In 2016, there were only a mere few thousand cyber-attacks that exploited the vulnerability of connected objects. Since 2016, the main observers of cybersecurity report a multiplication of these attacks by a factor of 3 to 7 according to the sources of measurement used, with + 50% increase in 2019 compared to 2018.” This is what Jean-Baptiste Gillet, (Strategy Director for Cybersecurity at Bureau Veritas) points out. He heads up the Task Force dedicated to cybersecurity at Bureau Veritas, and his message is clear: urgent action is needed.

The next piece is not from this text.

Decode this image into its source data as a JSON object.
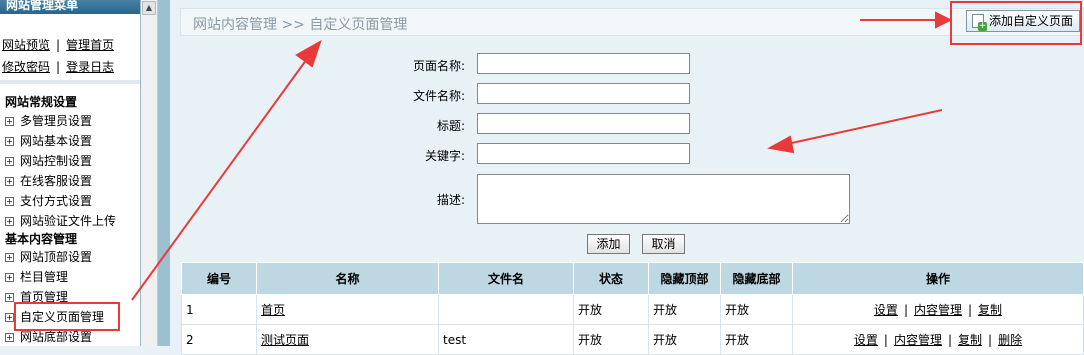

In fact, with the boom in the number of devices connected to the Internet – in 2025, the figure will be close to the 40 billion mark – the “exposed area” (i.e. the area vulnerable to attacks) increases apace. To the point that 25% of cyber-attacks could come via these devices rather than computers. Whether it’s taking control of connected cars by cracking the Wi-Fi encryption, identifying vulnerabilities in connected locks or attacks on the ZigBee command system, examples of such attacks are numerous. Hackers are also finding more and more ways to exploit the flaws of connected objects to create a Botnet (a network of computer bots), for example, which could lead to large-scale attacks. This was the case for the 2016 Mirai Botnet, which infested several sites and services through vulnerable surveillance cameras.

That a hacker could take control of a connected toothbrush may seem relatively benign. However, for an organized team of cyber-attackers to succeed in accessing the command-control system of a chemical plant presents an altogether more troubling danger. What would happen if cyber-attackers managed to override the control system of a driverless car?